I recently upgraded my Toshiba Encore 32 gb tablet to Windows 10 from Windows 8.1 (about 3 days ago) and today I turned on to go do some school work and noticed the App Store and many other Microsoft apps, like calculator, video, photos, alarm, etc where orange (that's the color I have my computer set on) but at the bottom of each app it says '@{Microsoft.WindowsStore_2015.10.13.0_x86___8wekyb3d'
I've searched online for hours and tried multiple powersshell commands, and I've tired running wsreset.exe it did nothing. And when I tap on any app it does nothing. Please help!


----------



## explosions1000 (Dec 29, 2015)

*Solution 1 - Delete local cache*
Sometimes issues can be caused by cache, so in order to delete cache go to:

_C:\Users\user_name\AppData\Local\Packages\Microsoft.WindowsStore_8wekyb3d8bbwe\LocalCache_

and delete all files and folders in it. Of course, replace user_name with your actual username on your computer. After you have deleted cache try to start App Store again.

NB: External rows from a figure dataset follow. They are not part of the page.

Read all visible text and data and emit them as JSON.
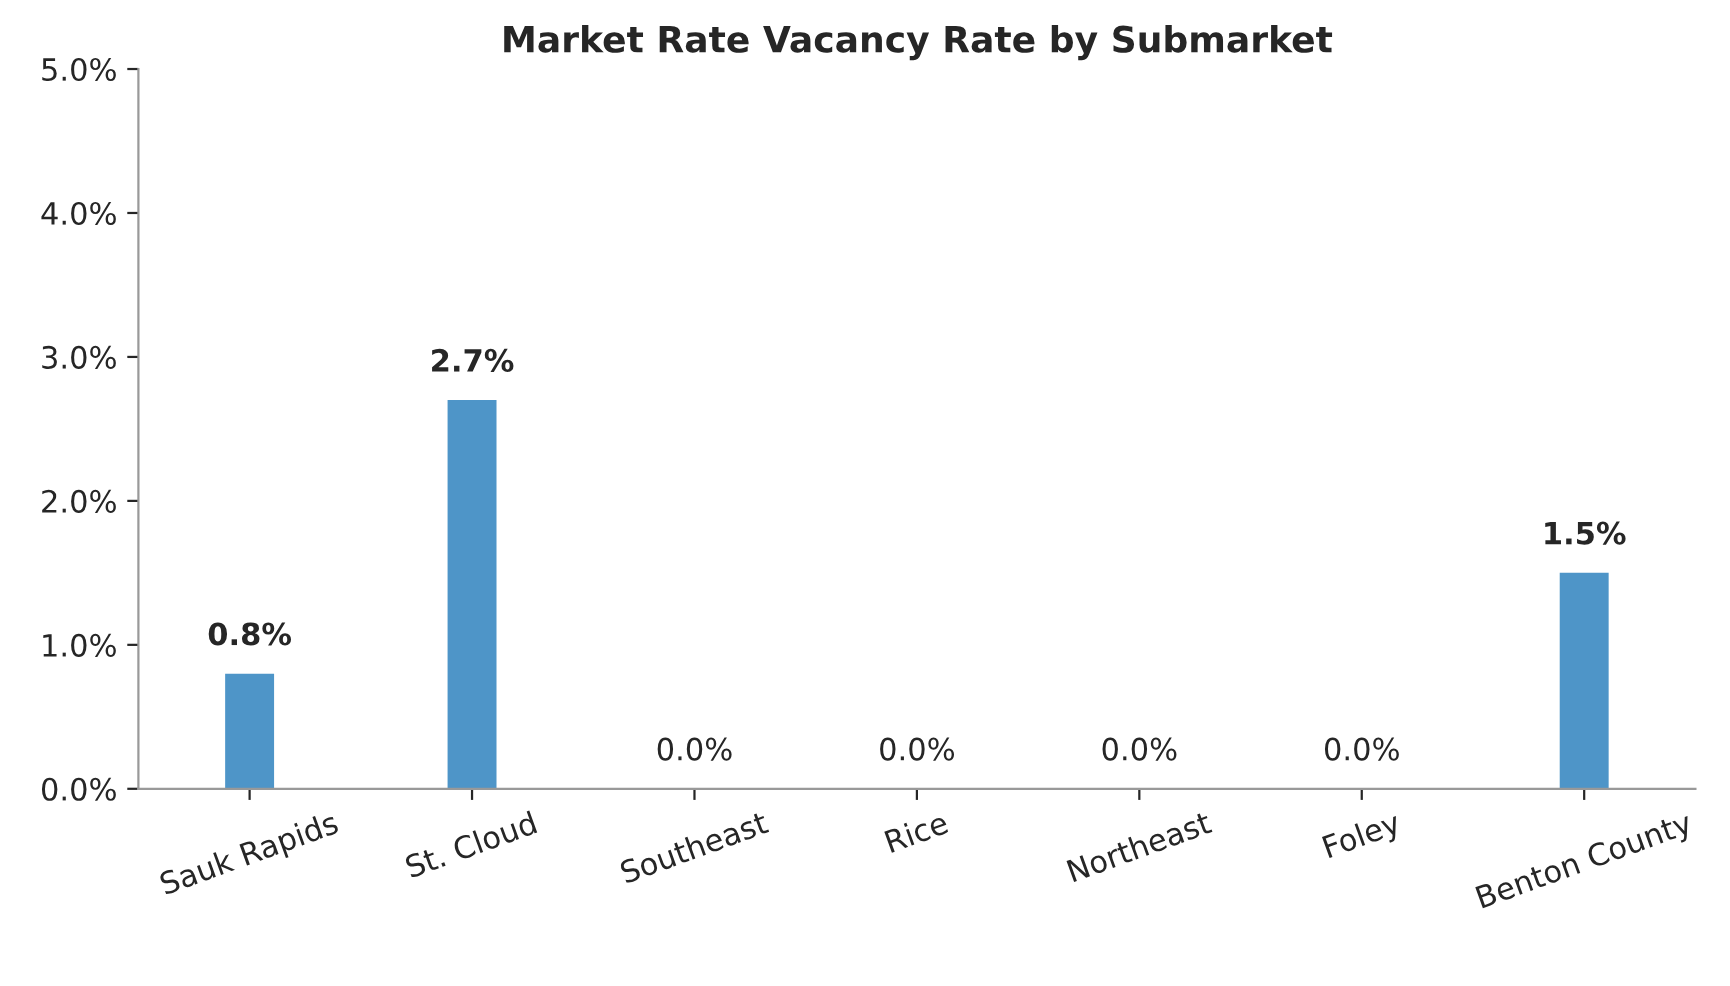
{
  "chart_data": {
    "type": "bar",
    "title": "Market Rate Vacancy Rate by Submarket",
    "categories": [
      "Sauk Rapids",
      "St. Cloud",
      "Southeast",
      "Rice",
      "Northeast",
      "Foley",
      "Benton County"
    ],
    "values": [
      0.8,
      2.7,
      0.0,
      0.0,
      0.0,
      0.0,
      1.5
    ],
    "value_labels": [
      "0.8%",
      "2.7%",
      "0.0%",
      "0.0%",
      "0.0%",
      "0.0%",
      "1.5%"
    ],
    "color": "#4e95c8",
    "ylim": [
      0,
      5
    ],
    "yticks": [
      {
        "value": 0,
        "label": "0.0%"
      },
      {
        "value": 1,
        "label": "1.0%"
      },
      {
        "value": 2,
        "label": "2.0%"
      },
      {
        "value": 3,
        "label": "3.0%"
      },
      {
        "value": 4,
        "label": "4.0%"
      },
      {
        "value": 5,
        "label": "5.0%"
      }
    ],
    "grid": false
  }
}
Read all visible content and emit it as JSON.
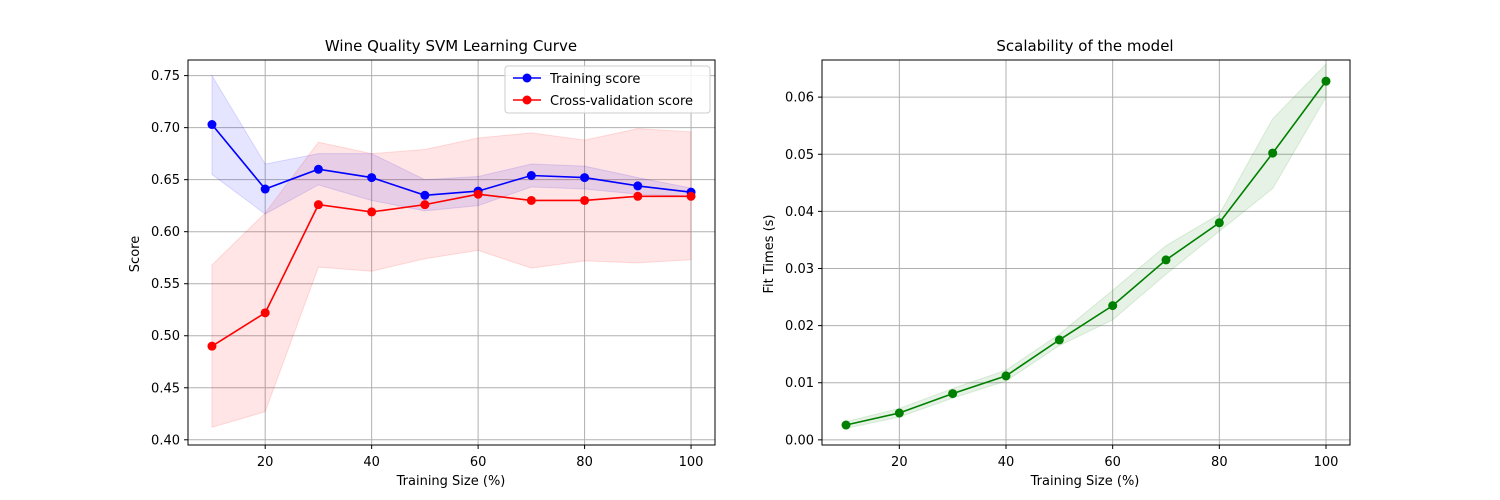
{
  "chart_data": [
    {
      "type": "line",
      "title": "Wine Quality SVM Learning Curve",
      "xlabel": "Training Size (%)",
      "ylabel": "Score",
      "xlim": [
        5.5,
        104.5
      ],
      "ylim": [
        0.395,
        0.765
      ],
      "xticks": [
        20,
        40,
        60,
        80,
        100
      ],
      "yticks": [
        0.4,
        0.45,
        0.5,
        0.55,
        0.6,
        0.65,
        0.7,
        0.75
      ],
      "ytick_labels": [
        "0.40",
        "0.45",
        "0.50",
        "0.55",
        "0.60",
        "0.65",
        "0.70",
        "0.75"
      ],
      "grid": true,
      "legend_position": "top-right",
      "x": [
        10,
        20,
        30,
        40,
        50,
        60,
        70,
        80,
        90,
        100
      ],
      "series": [
        {
          "name": "Training score",
          "color": "#0000ff",
          "band_color": "#0000ff",
          "values": [
            0.703,
            0.641,
            0.66,
            0.652,
            0.635,
            0.639,
            0.654,
            0.652,
            0.644,
            0.638
          ],
          "band_low": [
            0.655,
            0.617,
            0.645,
            0.63,
            0.62,
            0.625,
            0.643,
            0.641,
            0.636,
            0.634
          ],
          "band_high": [
            0.75,
            0.665,
            0.675,
            0.675,
            0.65,
            0.653,
            0.665,
            0.663,
            0.652,
            0.642
          ]
        },
        {
          "name": "Cross-validation score",
          "color": "#ff0000",
          "band_color": "#ff0000",
          "values": [
            0.49,
            0.522,
            0.626,
            0.619,
            0.626,
            0.636,
            0.63,
            0.63,
            0.634,
            0.634
          ],
          "band_low": [
            0.412,
            0.427,
            0.566,
            0.562,
            0.574,
            0.582,
            0.565,
            0.572,
            0.57,
            0.573
          ],
          "band_high": [
            0.568,
            0.618,
            0.686,
            0.675,
            0.679,
            0.69,
            0.695,
            0.688,
            0.699,
            0.696
          ]
        }
      ]
    },
    {
      "type": "line",
      "title": "Scalability of the model",
      "xlabel": "Training Size (%)",
      "ylabel": "Fit Times (s)",
      "xlim": [
        5.5,
        104.5
      ],
      "ylim": [
        -0.0009,
        0.0665
      ],
      "xticks": [
        20,
        40,
        60,
        80,
        100
      ],
      "yticks": [
        0.0,
        0.01,
        0.02,
        0.03,
        0.04,
        0.05,
        0.06
      ],
      "ytick_labels": [
        "0.00",
        "0.01",
        "0.02",
        "0.03",
        "0.04",
        "0.05",
        "0.06"
      ],
      "grid": true,
      "x": [
        10,
        20,
        30,
        40,
        50,
        60,
        70,
        80,
        90,
        100
      ],
      "series": [
        {
          "color": "#008000",
          "band_color": "#008000",
          "values": [
            0.0026,
            0.0047,
            0.0081,
            0.0112,
            0.0175,
            0.0235,
            0.0315,
            0.038,
            0.0502,
            0.0628
          ],
          "band_low": [
            0.002,
            0.004,
            0.0073,
            0.0103,
            0.0165,
            0.021,
            0.029,
            0.0365,
            0.044,
            0.06
          ],
          "band_high": [
            0.0032,
            0.0055,
            0.009,
            0.0122,
            0.0185,
            0.0262,
            0.034,
            0.0395,
            0.0562,
            0.0658
          ]
        }
      ]
    }
  ]
}
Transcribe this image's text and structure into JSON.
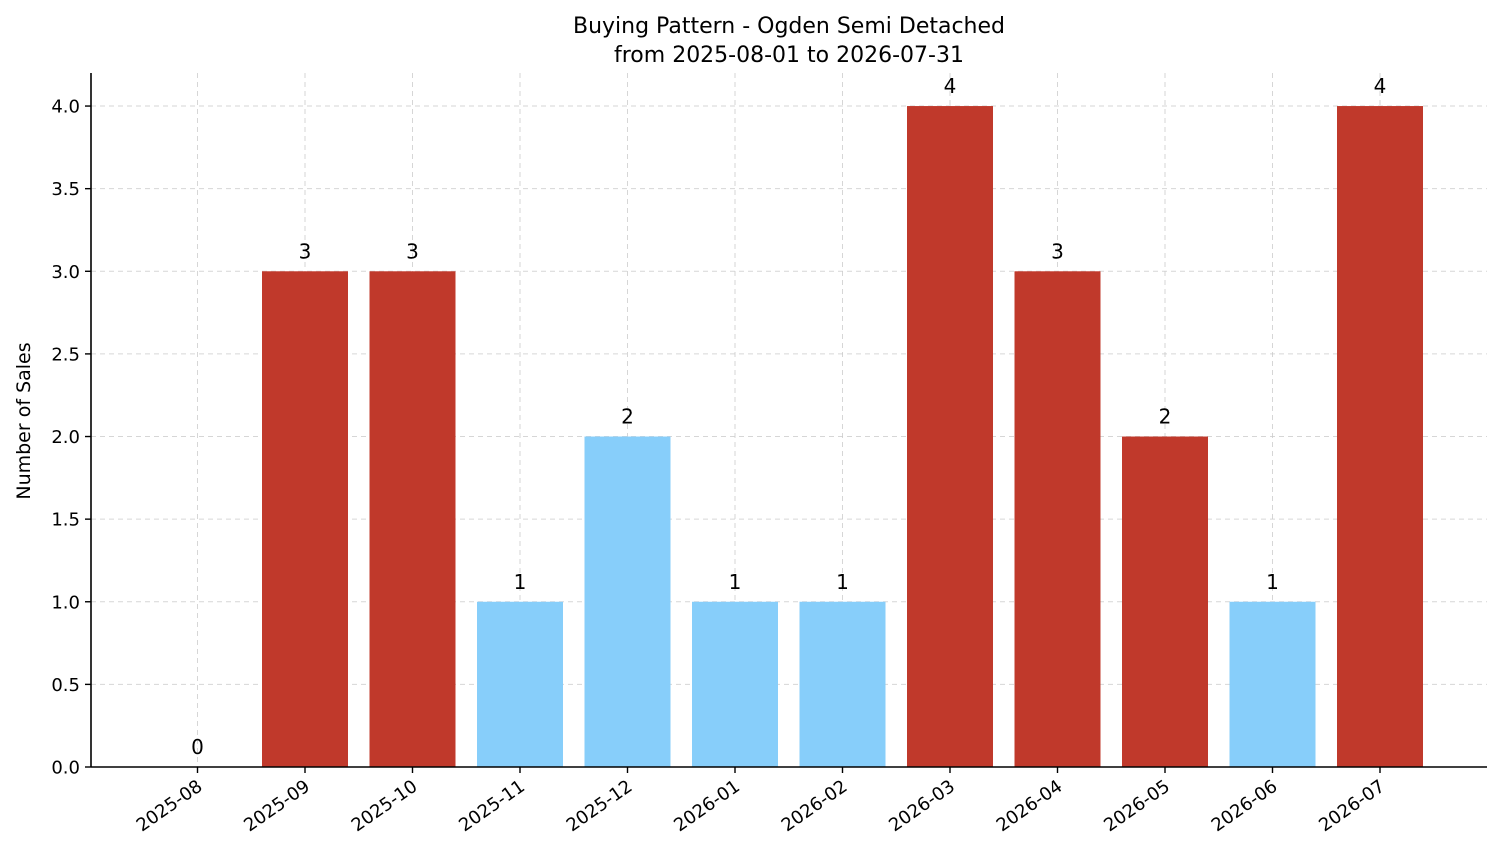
{
  "chart_data": {
    "type": "bar",
    "title": "Buying Pattern - Ogden Semi Detached",
    "subtitle": "from 2025-08-01 to 2026-07-31",
    "xlabel": "",
    "ylabel": "Number of Sales",
    "ylim": [
      0,
      4.2
    ],
    "yticks": [
      "0.0",
      "0.5",
      "1.0",
      "1.5",
      "2.0",
      "2.5",
      "3.0",
      "3.5",
      "4.0"
    ],
    "categories": [
      "2025-08",
      "2025-09",
      "2025-10",
      "2025-11",
      "2025-12",
      "2026-01",
      "2026-02",
      "2026-03",
      "2026-04",
      "2026-05",
      "2026-06",
      "2026-07"
    ],
    "values": [
      0,
      3,
      3,
      1,
      2,
      1,
      1,
      4,
      3,
      2,
      1,
      4
    ],
    "value_labels": [
      "0",
      "3",
      "3",
      "1",
      "2",
      "1",
      "1",
      "4",
      "3",
      "2",
      "1",
      "4"
    ],
    "bar_colors": [
      "#c0392b",
      "#c0392b",
      "#c0392b",
      "#87cefa",
      "#87cefa",
      "#87cefa",
      "#87cefa",
      "#c0392b",
      "#c0392b",
      "#c0392b",
      "#87cefa",
      "#c0392b"
    ],
    "grid": true,
    "legend": "none"
  }
}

*Solution 2 - Change the DNS addresses*
If the local cache solution didn't get the job done, you can try with changing the DNS addresses. Here's what you need to do:


Open Control Panel and go to Network Connections.
Choose the network connection that you're currently using, right click it, and select Properties.
Scroll to Internet protocol version 4 (TCP/IPv4) and choose Properties.
Choose Use the following DNS Server addresses.
Enter 8.8.8.8 as a preferred DNS Server and 8.8.4.4 as Alternate DNS Server.
Press OK to save your changes.
If you notice any changes with your internet connection, repeat the process and return everything to its default values.

*Solution 3 - Use the Powershell*
The last solution on our list is the Powershell. You can try to restore the availability of your App Store with one command in the PS. Just follow these steps:


Open the Start menu and in the Search field enter Powershell.
Right click the Powershell icon, and choose Run as administrator.
Enter: _Get-AppXPackage -AllUsers | Foreach {Add-AppxPackage -DisableDevelopmentMode -Register "$($_.InstallLocation)\AppXManifest.xml"}._
Press Enter to execute the command.
That's it, I hope at least one of these solutions helped you with your App Store issue.


----------